Causal Direction from Convergence Time: Faster Training in the True Causal Direction
A new principle uses optimization dynamics to find causality, achieving 26/30 correct identifications on synthetic benchmarks.
Researcher Abdulrahman Tamim has introduced a novel principle for causal discovery called Causal Computational Asymmetry (CCA), detailed in the paper 'Causal Direction from Convergence Time: Faster Training in the True Causal Direction.' The core idea is elegantly simple: train one neural network to predict Y from X and another to predict X from Y; the direction in which the model converges faster during optimization is inferred to be the true causal direction.
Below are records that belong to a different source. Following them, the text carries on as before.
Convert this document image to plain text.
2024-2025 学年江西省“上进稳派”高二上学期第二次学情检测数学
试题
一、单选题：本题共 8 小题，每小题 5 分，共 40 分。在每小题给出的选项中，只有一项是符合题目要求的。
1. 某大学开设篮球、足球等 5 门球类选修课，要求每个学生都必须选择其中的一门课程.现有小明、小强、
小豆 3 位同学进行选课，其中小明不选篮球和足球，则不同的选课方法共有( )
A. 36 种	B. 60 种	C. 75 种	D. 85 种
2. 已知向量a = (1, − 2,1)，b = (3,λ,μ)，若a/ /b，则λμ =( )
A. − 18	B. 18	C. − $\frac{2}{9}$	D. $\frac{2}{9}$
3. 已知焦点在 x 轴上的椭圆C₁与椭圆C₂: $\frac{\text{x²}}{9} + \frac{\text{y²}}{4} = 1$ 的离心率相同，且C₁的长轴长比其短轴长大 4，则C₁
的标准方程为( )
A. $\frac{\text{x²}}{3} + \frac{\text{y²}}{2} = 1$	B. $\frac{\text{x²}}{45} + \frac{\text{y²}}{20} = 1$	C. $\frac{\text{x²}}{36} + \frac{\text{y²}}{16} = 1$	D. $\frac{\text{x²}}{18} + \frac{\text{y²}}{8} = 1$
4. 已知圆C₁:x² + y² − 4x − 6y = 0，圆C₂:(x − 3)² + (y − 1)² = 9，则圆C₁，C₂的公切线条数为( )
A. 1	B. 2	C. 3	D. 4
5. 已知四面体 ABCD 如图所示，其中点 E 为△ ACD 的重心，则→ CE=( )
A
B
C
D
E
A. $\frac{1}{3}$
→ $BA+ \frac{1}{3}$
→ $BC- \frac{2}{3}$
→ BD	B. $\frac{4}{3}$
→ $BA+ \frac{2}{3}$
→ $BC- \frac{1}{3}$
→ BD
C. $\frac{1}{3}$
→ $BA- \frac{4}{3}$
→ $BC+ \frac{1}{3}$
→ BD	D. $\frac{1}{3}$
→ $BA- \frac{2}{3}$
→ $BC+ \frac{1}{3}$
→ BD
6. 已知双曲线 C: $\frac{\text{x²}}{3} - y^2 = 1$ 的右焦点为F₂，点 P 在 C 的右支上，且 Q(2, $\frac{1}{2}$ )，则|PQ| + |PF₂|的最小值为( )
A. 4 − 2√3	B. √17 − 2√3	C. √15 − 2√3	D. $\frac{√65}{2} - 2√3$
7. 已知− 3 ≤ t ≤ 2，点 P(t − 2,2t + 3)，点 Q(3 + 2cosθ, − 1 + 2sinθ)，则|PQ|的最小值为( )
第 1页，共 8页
This method operates in 'optimization-time space,' distinguishing it from existing techniques like RESIT or IGCI that rely on statistical independence or distributional asymmetries in the data. The theoretical foundation establishes that under an additive noise model, the reverse (non-causal) direction suffers from irreducible statistical dependencies, creating a higher loss floor and noisier gradients, which strictly slows its convergence.
The paper provides formal proofs for this asymmetry and embeds CCA into a broader framework termed Causal Compression Learning (CCL). Empirically, the method demonstrated strong performance on synthetic benchmarks, correctly identifying the causal direction in 26 out of 30 tests across six different neural network architectures, including a perfect 30/30 score on data generated by sine and exponential processes. For the technique to work validly, proper z-scoring of variables is required to allow fair comparison of convergence rates. This research opens a new pathway for causal inference by leveraging the intrinsic dynamics of gradient-based optimization, potentially leading to more efficient and scalable tools for uncovering causal structures from observational data.
- Proposes Causal Computational Asymmetry (CCA): the causal direction is the one where a neural network trains faster.
- Achieved 26/30 correct causal identifications on synthetic benchmarks, with perfect scores on sine/exponential data.
- Theoretical proof shows reverse models have irreducible statistical dependencies, creating noisier gradients and slower convergence.
Why It Matters
Offers a new, optimization-based tool for causal discovery, a fundamental challenge in AI and data science with applications from healthcare to economics.